祖母はあっさりと承諾したらしく、当時、家の一軒も建つであろう金一二〇〇円もするドイツ製ホイリッヒを銀座の十字屋経由で購入したのであった。
<引用完>
「日本のピアノ100年」に出て来る外国ピアノブランドは
- カラード・アンド・カラード(英)
- スタインウェイ(米・独)
- ブロードウッド(英)
- ジョンプリンツ・ミード(独)
- チッカリング(米)
- エラール(仏)
- ベヒシュタイン(独)
- ブリュートナー(独)
- イバッハ(独)
- クラマー(英)
- ローゼンクランツ(独)
- キンボール(米)
- メーソン・アンド・ハムリン(米)
- グロべスティーン(米)
- アメリカン(米)
- エオリアン(米)
- エステー(米)
- ブラドベリー(米)
- アウガスト・フェルスター(独)
- ボールドウィン(米)
- ベーゼンドルファー(墺)
- ウーリッツァー(米)
- カルブランセン(米)
- プレイエル(仏)
- ガヴォー(仏)
- フォイリッヒ(独)
の26ブランドである。
この中で高級ピアノとして徹頭徹尾描かれているのがスタインウェイ。そのスタインウェイを差し置いて、「帝国ホテルのティボー演奏会」で使用されたのがフォイリッヒ(原文ではホイリッヒ)。

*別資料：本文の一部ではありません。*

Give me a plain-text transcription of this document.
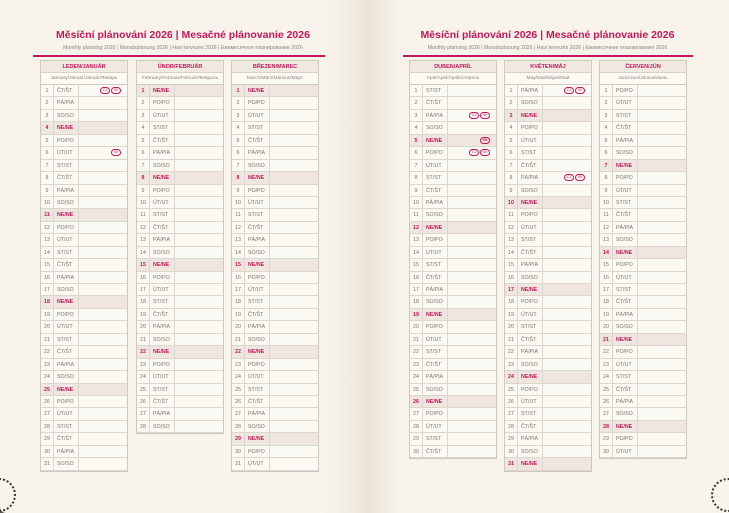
Měsíční plánování 2026 | Mesačné plánovanie 2026
Monthly planning 2026 | Monatsplanung 2026 | Havi tervezés 2026 | Ежемесячное планирование 2026
LEDEN/JANUÁR
January/Januar/Január/Январь
1	ČT/ŠT	CZ	SK
2	PÁ/PIA
3	SO/SO
4	NE/NE
5	PO/PO
6	ÚT/UT	SK
7	ST/ST
8	ČT/ŠT
9	PÁ/PIA
10	SO/SO
11	NE/NE
12	PO/PO
13	ÚT/UT
14	ST/ST
15	ČT/ŠT
16	PÁ/PIA
17	SO/SO
18	NE/NE
19	PO/PO
20	ÚT/UT
21	ST/ST
22	ČT/ŠT
23	PÁ/PIA
24	SO/SO
25	NE/NE
26	PO/PO
27	ÚT/UT
28	ST/ST
29	ČT/ŠT
30	PÁ/PIA
31	SO/SO
ÚNOR/FEBRUÁR
February/Februar/Február/Февраль
1	NE/NE
2	PO/PO
3	ÚT/UT
4	ST/ST
5	ČT/ŠT
6	PÁ/PIA
7	SO/SO
8	NE/NE
9	PO/PO
10	ÚT/UT
11	ST/ST
12	ČT/ŠT
13	PÁ/PIA
14	SO/SO
15	NE/NE
16	PO/PO
17	ÚT/UT
18	ST/ST
19	ČT/ŠT
20	PÁ/PIA
21	SO/SO
22	NE/NE
23	PO/PO
24	ÚT/UT
25	ST/ST
26	ČT/ŠT
27	PÁ/PIA
28	SO/SO
BŘEZEN/MAREC
March/März/Március/Март
1	NE/NE
2	PO/PO
3	ÚT/UT
4	ST/ST
5	ČT/ŠT
6	PÁ/PIA
7	SO/SO
8	NE/NE
9	PO/PO
10	ÚT/UT
11	ST/ST
12	ČT/ŠT
13	PÁ/PIA
14	SO/SO
15	NE/NE
16	PO/PO
17	ÚT/UT
18	ST/ST
19	ČT/ŠT
20	PÁ/PIA
21	SO/SO
22	NE/NE
23	PO/PO
24	ÚT/UT
25	ST/ST
26	ČT/ŠT
27	PÁ/PIA
28	SO/SO
29	NE/NE
30	PO/PO
31	ÚT/UT
Měsíční plánování 2026 | Mesačné plánovanie 2026
Monthly planning 2026 | Monatsplanung 2026 | Havi tervezés 2026 | Ежемесячное планирование 2026
DUBEN/APRÍL
April/April/Április/Апрель
1	ST/ST
2	ČT/ŠT
3	PÁ/PIA	CZ	SK
4	SO/SO
5	NE/NE	SK
6	PO/PO	CZ	SK
7	ÚT/UT
8	ST/ST
9	ČT/ŠT
10	PÁ/PIA
11	SO/SO
12	NE/NE
13	PO/PO
14	ÚT/UT
15	ST/ST
16	ČT/ŠT
17	PÁ/PIA
18	SO/SO
19	NE/NE
20	PO/PO
21	ÚT/UT
22	ST/ST
23	ČT/ŠT
24	PÁ/PIA
25	SO/SO
26	NE/NE
27	PO/PO
28	ÚT/UT
29	ST/ST
30	ČT/ŠT
KVĚTEN/MÁJ
May/Mai/Május/Май
1	PÁ/PIA	CZ	SK
2	SO/SO
3	NE/NE
4	PO/PO
5	ÚT/UT
6	ST/ST
7	ČT/ŠT
8	PÁ/PIA	CZ	SK
9	SO/SO
10	NE/NE
11	PO/PO
12	ÚT/UT
13	ST/ST
14	ČT/ŠT
15	PÁ/PIA
16	SO/SO
17	NE/NE
18	PO/PO
19	ÚT/UT
20	ST/ST
21	ČT/ŠT
22	PÁ/PIA
23	SO/SO
24	NE/NE
25	PO/PO
26	ÚT/UT
27	ST/ST
28	ČT/ŠT
29	PÁ/PIA
30	SO/SO
31	NE/NE
ČERVEN/JÚN
June/Juni/Június/Июнь
1	PO/PO
2	ÚT/UT
3	ST/ST
4	ČT/ŠT
5	PÁ/PIA
6	SO/SO
7	NE/NE
8	PO/PO
9	ÚT/UT
10	ST/ST
11	ČT/ŠT
12	PÁ/PIA
13	SO/SO
14	NE/NE
15	PO/PO
16	ÚT/UT
17	ST/ST
18	ČT/ŠT
19	PÁ/PIA
20	SO/SO
21	NE/NE
22	PO/PO
23	ÚT/UT
24	ST/ST
25	ČT/ŠT
26	PÁ/PIA
27	SO/SO
28	NE/NE
29	PO/PO
30	ÚT/UT
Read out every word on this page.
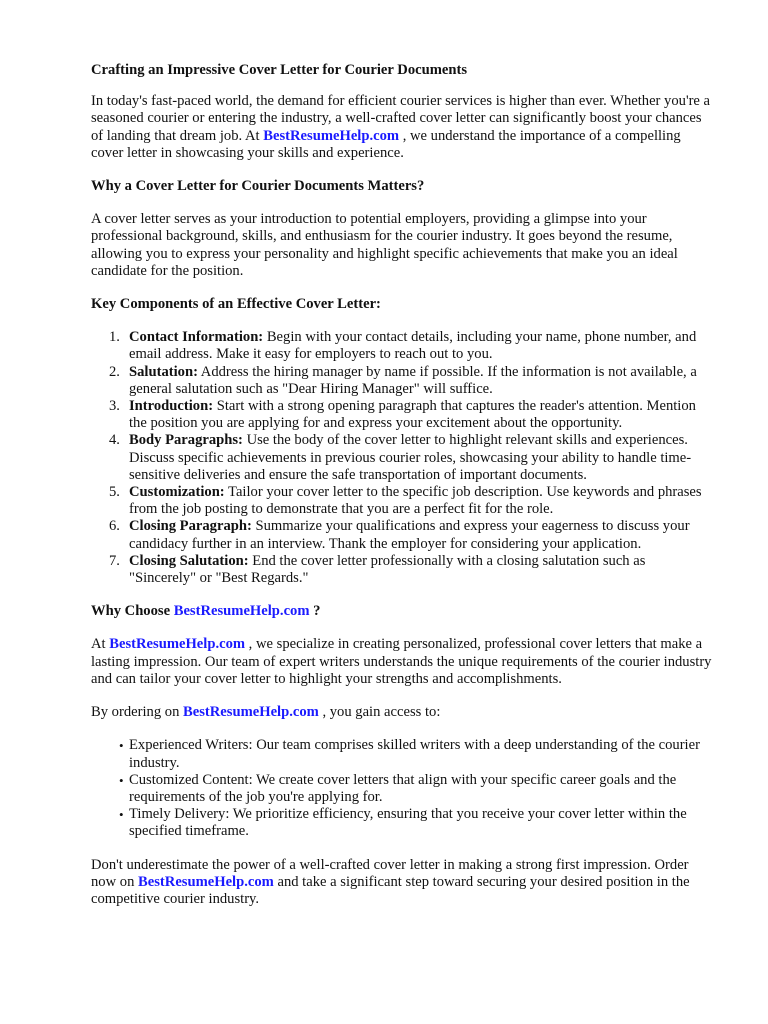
Crafting an Impressive Cover Letter for Courier Documents

In today's fast-paced world, the demand for efficient courier services is higher than ever. Whether you're a seasoned courier or entering the industry, a well-crafted cover letter can significantly boost your chances of landing that dream job. At BestResumeHelp.com , we understand the importance of a compelling cover letter in showcasing your skills and experience.

Why a Cover Letter for Courier Documents Matters?

A cover letter serves as your introduction to potential employers, providing a glimpse into your professional background, skills, and enthusiasm for the courier industry. It goes beyond the resume, allowing you to express your personality and highlight specific achievements that make you an ideal candidate for the position.

Key Components of an Effective Cover Letter:
1. Contact Information: Begin with your contact details, including your name, phone number, and email address. Make it easy for employers to reach out to you.
2. Salutation: Address the hiring manager by name if possible. If the information is not available, a general salutation such as "Dear Hiring Manager" will suffice.
3. Introduction: Start with a strong opening paragraph that captures the reader's attention. Mention the position you are applying for and express your excitement about the opportunity.
4. Body Paragraphs: Use the body of the cover letter to highlight relevant skills and experiences. Discuss specific achievements in previous courier roles, showcasing your ability to handle time-sensitive deliveries and ensure the safe transportation of important documents.
5. Customization: Tailor your cover letter to the specific job description. Use keywords and phrases from the job posting to demonstrate that you are a perfect fit for the role.
6. Closing Paragraph: Summarize your qualifications and express your eagerness to discuss your candidacy further in an interview. Thank the employer for considering your application.
7. Closing Salutation: End the cover letter professionally with a closing salutation such as "Sincerely" or "Best Regards."
Why Choose BestResumeHelp.com ?

At BestResumeHelp.com , we specialize in creating personalized, professional cover letters that make a lasting impression. Our team of expert writers understands the unique requirements of the courier industry and can tailor your cover letter to highlight your strengths and accomplishments.

By ordering on BestResumeHelp.com , you gain access to:

• Experienced Writers: Our team comprises skilled writers with a deep understanding of the courier industry.
• Customized Content: We create cover letters that align with your specific career goals and the requirements of the job you're applying for.
• Timely Delivery: We prioritize efficiency, ensuring that you receive your cover letter within the specified timeframe.

Don't underestimate the power of a well-crafted cover letter in making a strong first impression. Order now on BestResumeHelp.com and take a significant step toward securing your desired position in the competitive courier industry.
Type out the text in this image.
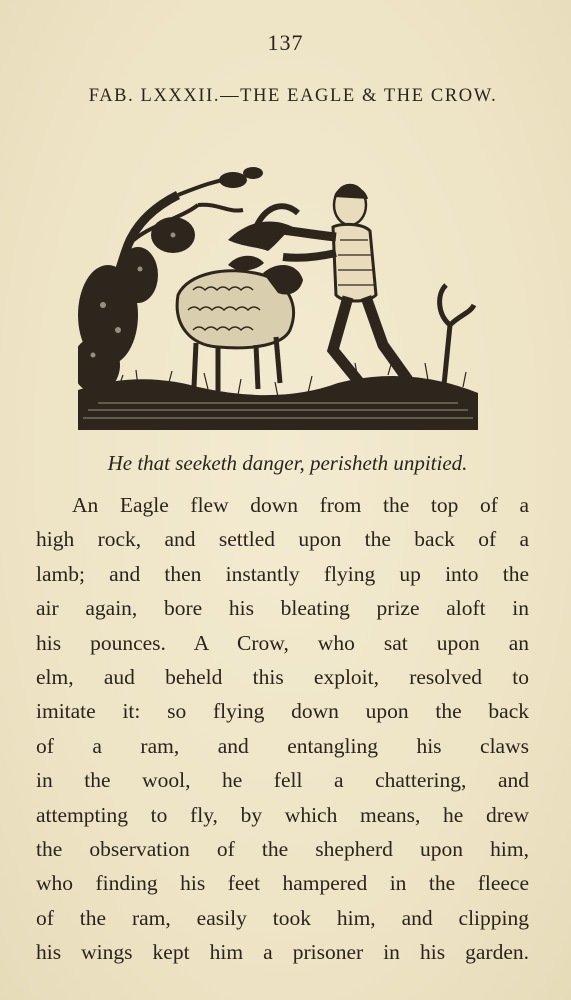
137
FAB. LXXXII.—THE EAGLE & THE CROW.
He that seeketh danger, perisheth unpitied.
An Eagle flew down from the top of a
high rock, and settled upon the back of a
lamb; and then instantly flying up into the
air again, bore his bleating prize aloft in
his pounces. A Crow, who sat upon an
elm, aud beheld this exploit, resolved to
imitate it: so flying down upon the back
of a ram, and entangling his claws
in the wool, he fell a chattering, and
attempting to fly, by which means, he drew
the observation of the shepherd upon him,
who finding his feet hampered in the fleece
of the ram, easily took him, and clipping
his wings kept him a prisoner in his garden.
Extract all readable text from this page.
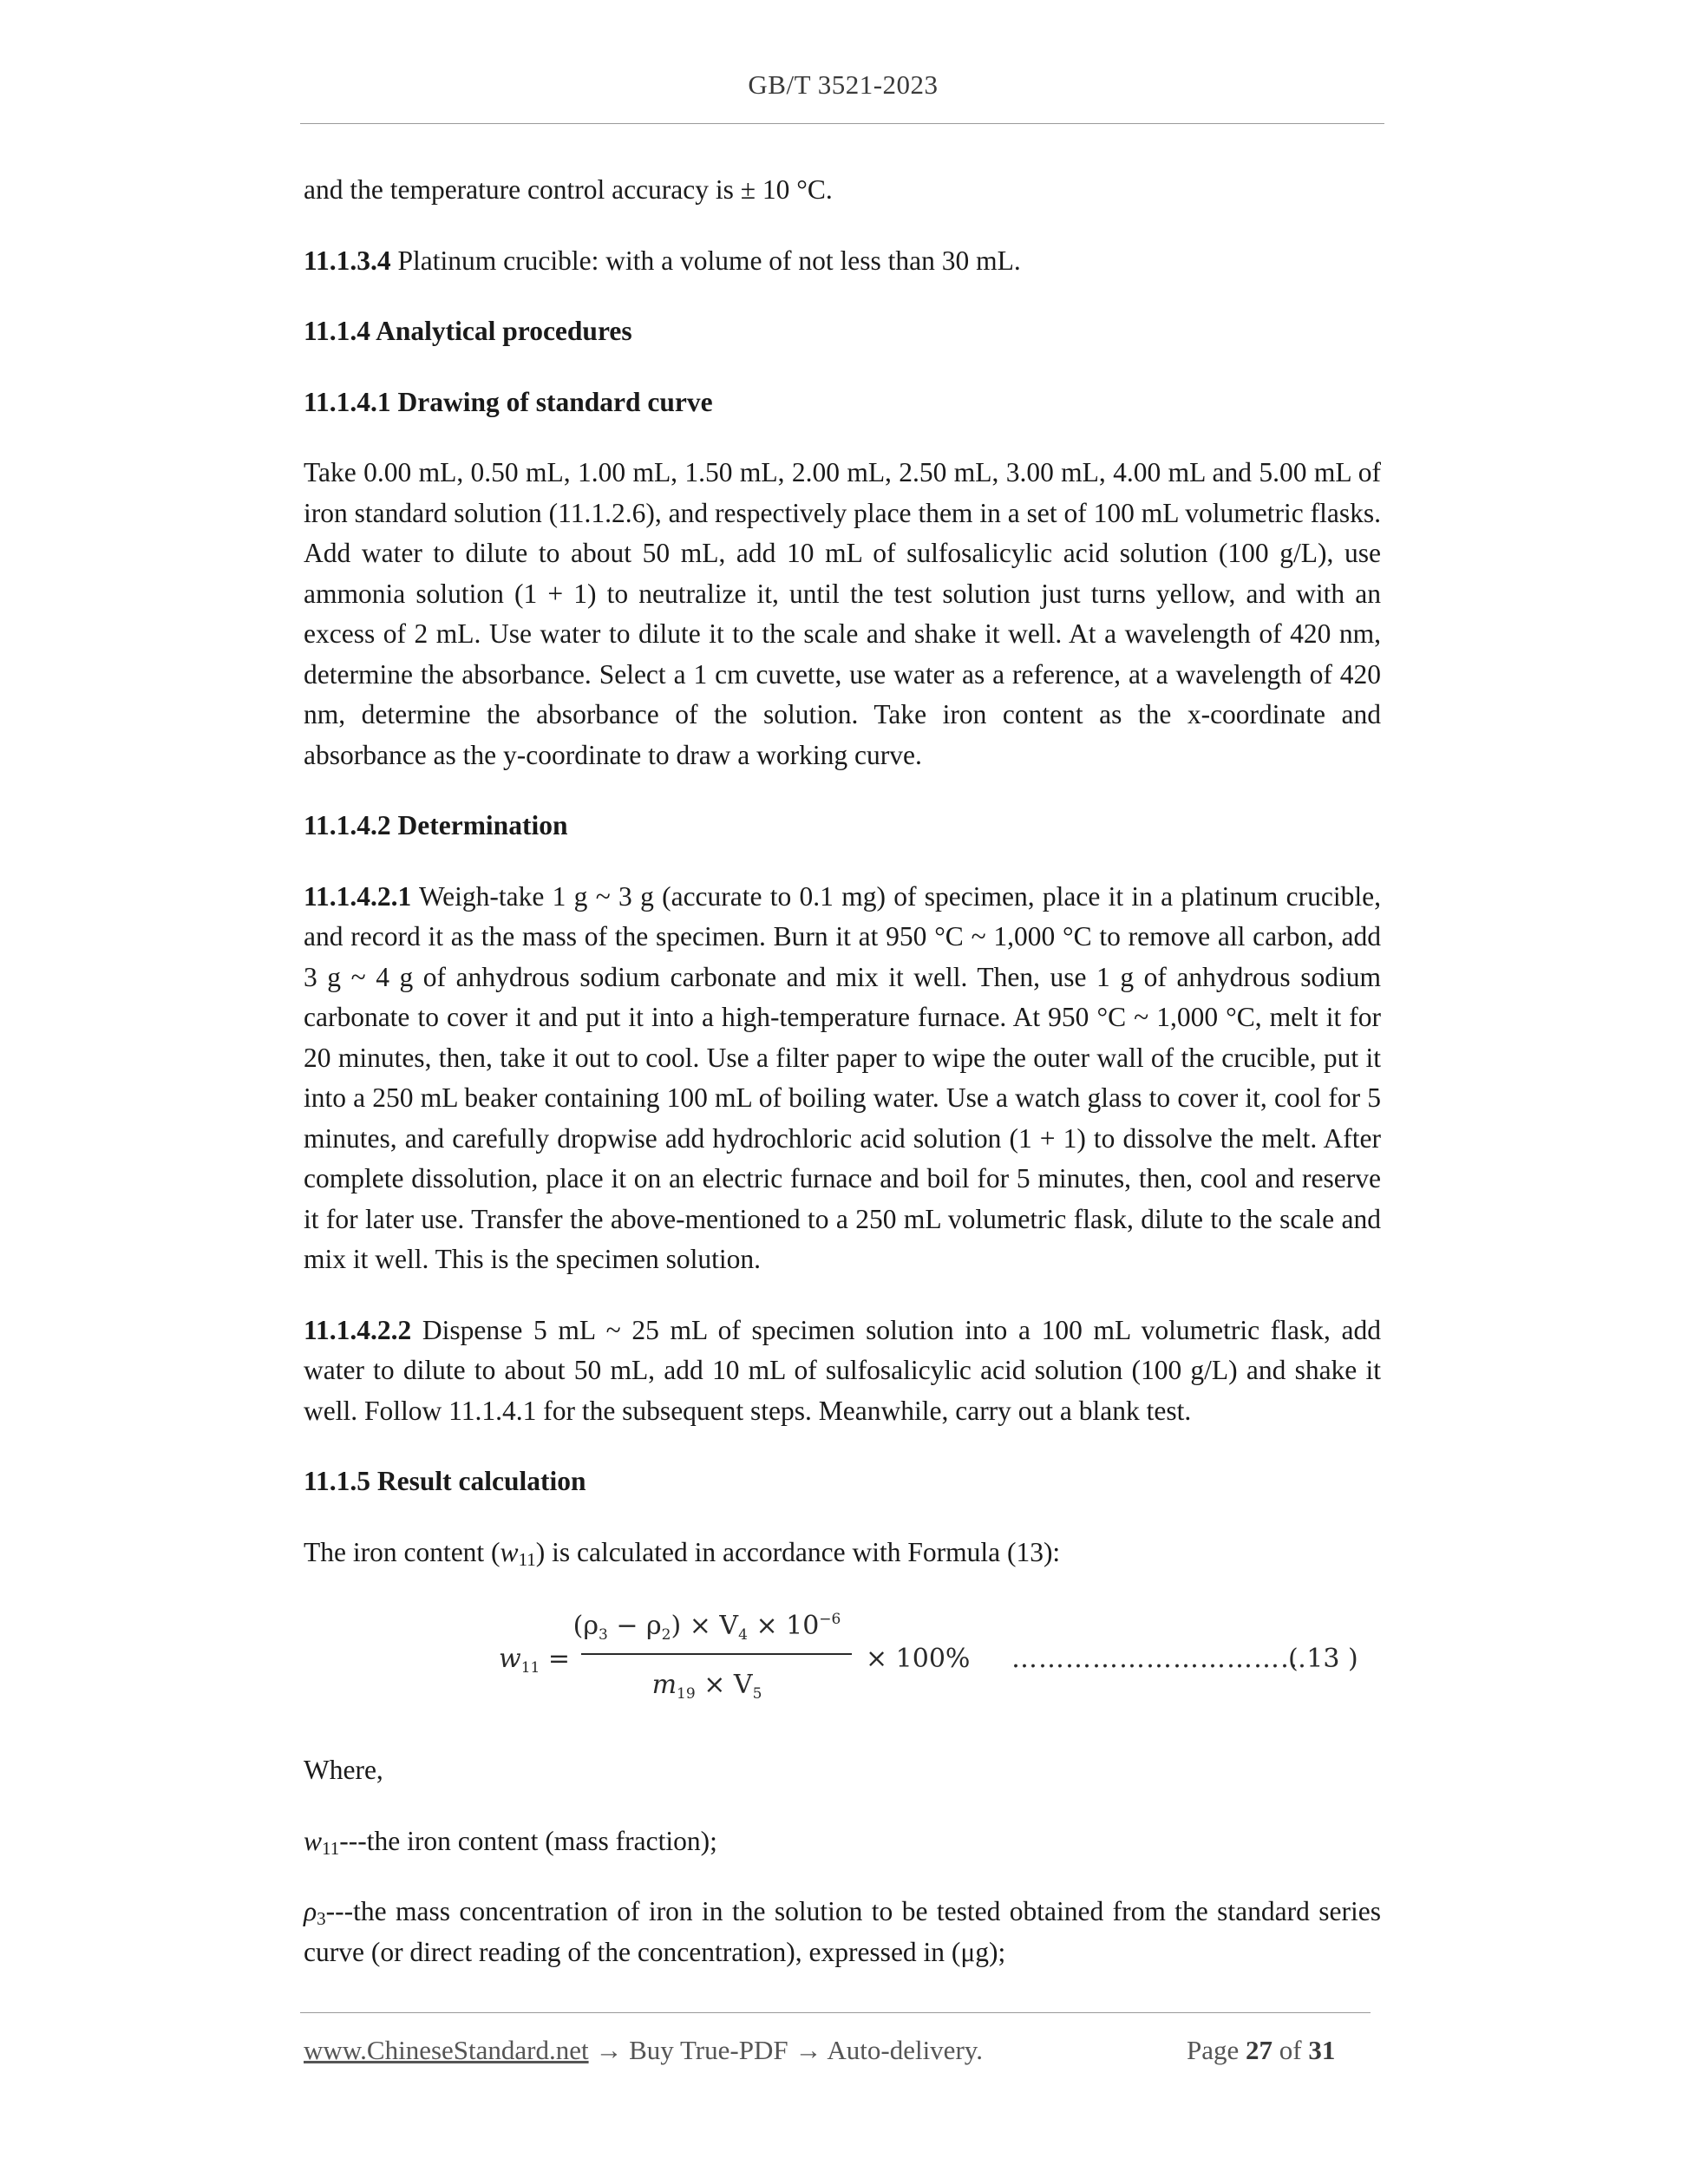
GB/T 3521-2023

and the temperature control accuracy is ± 10 °C.

11.1.3.4 Platinum crucible: with a volume of not less than 30 mL.

11.1.4 Analytical procedures

11.1.4.1 Drawing of standard curve

Take 0.00 mL, 0.50 mL, 1.00 mL, 1.50 mL, 2.00 mL, 2.50 mL, 3.00 mL, 4.00 mL and 5.00 mL of iron standard solution (11.1.2.6), and respectively place them in a set of 100 mL volumetric flasks. Add water to dilute to about 50 mL, add 10 mL of sulfosalicylic acid solution (100 g/L), use ammonia solution (1 + 1) to neutralize it, until the test solution just turns yellow, and with an excess of 2 mL. Use water to dilute it to the scale and shake it well. At a wavelength of 420 nm, determine the absorbance. Select a 1 cm cuvette, use water as a reference, at a wavelength of 420 nm, determine the absorbance of the solution. Take iron content as the x-coordinate and absorbance as the y-coordinate to draw a working curve.

11.1.4.2 Determination

11.1.4.2.1 Weigh-take 1 g ~ 3 g (accurate to 0.1 mg) of specimen, place it in a platinum crucible, and record it as the mass of the specimen. Burn it at 950 °C ~ 1,000 °C to remove all carbon, add 3 g ~ 4 g of anhydrous sodium carbonate and mix it well. Then, use 1 g of anhydrous sodium carbonate to cover it and put it into a high-temperature furnace. At 950 °C ~ 1,000 °C, melt it for 20 minutes, then, take it out to cool. Use a filter paper to wipe the outer wall of the crucible, put it into a 250 mL beaker containing 100 mL of boiling water. Use a watch glass to cover it, cool for 5 minutes, and carefully dropwise add hydrochloric acid solution (1 + 1) to dissolve the melt. After complete dissolution, place it on an electric furnace and boil for 5 minutes, then, cool and reserve it for later use. Transfer the above-mentioned to a 250 mL volumetric flask, dilute to the scale and mix it well. This is the specimen solution.

11.1.4.2.2 Dispense 5 mL ~ 25 mL of specimen solution into a 100 mL volumetric flask, add water to dilute to about 50 mL, add 10 mL of sulfosalicylic acid solution (100 g/L) and shake it well. Follow 11.1.4.1 for the subsequent steps. Meanwhile, carry out a blank test.

11.1.5 Result calculation

The iron content $(w_{11})$ is calculated in accordance with Formula (13):

$w_{11}$ =
$(\rho_3 - \rho_2) \times V_4 \times 10^{-6}$
$m_{19} \times V_5$
× 100% ……………………………
( 13 )

Where,

$w_{11}--$-the iron content (mass fraction);

$\rho_3--$-the mass concentration of iron in the solution to be tested obtained from the standard series curve (or direct reading of the concentration), expressed in (μg);

www.ChineseStandard.net → Buy True-PDF → Auto-delivery.	Page 27 of 31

1929年(昭和4年)日比谷公会堂開館前のクラシック演奏会は、帝国ホテルや三越が主たる会場であった。2022年現在のサントリーホールの位置付けである。
渋沢栄一が発起人に名を連ねている帝国ホテル、東京音楽学校に「どのピアノが良い?」と訊ねて、独フォイリッヒを宴会場に購入したのであった。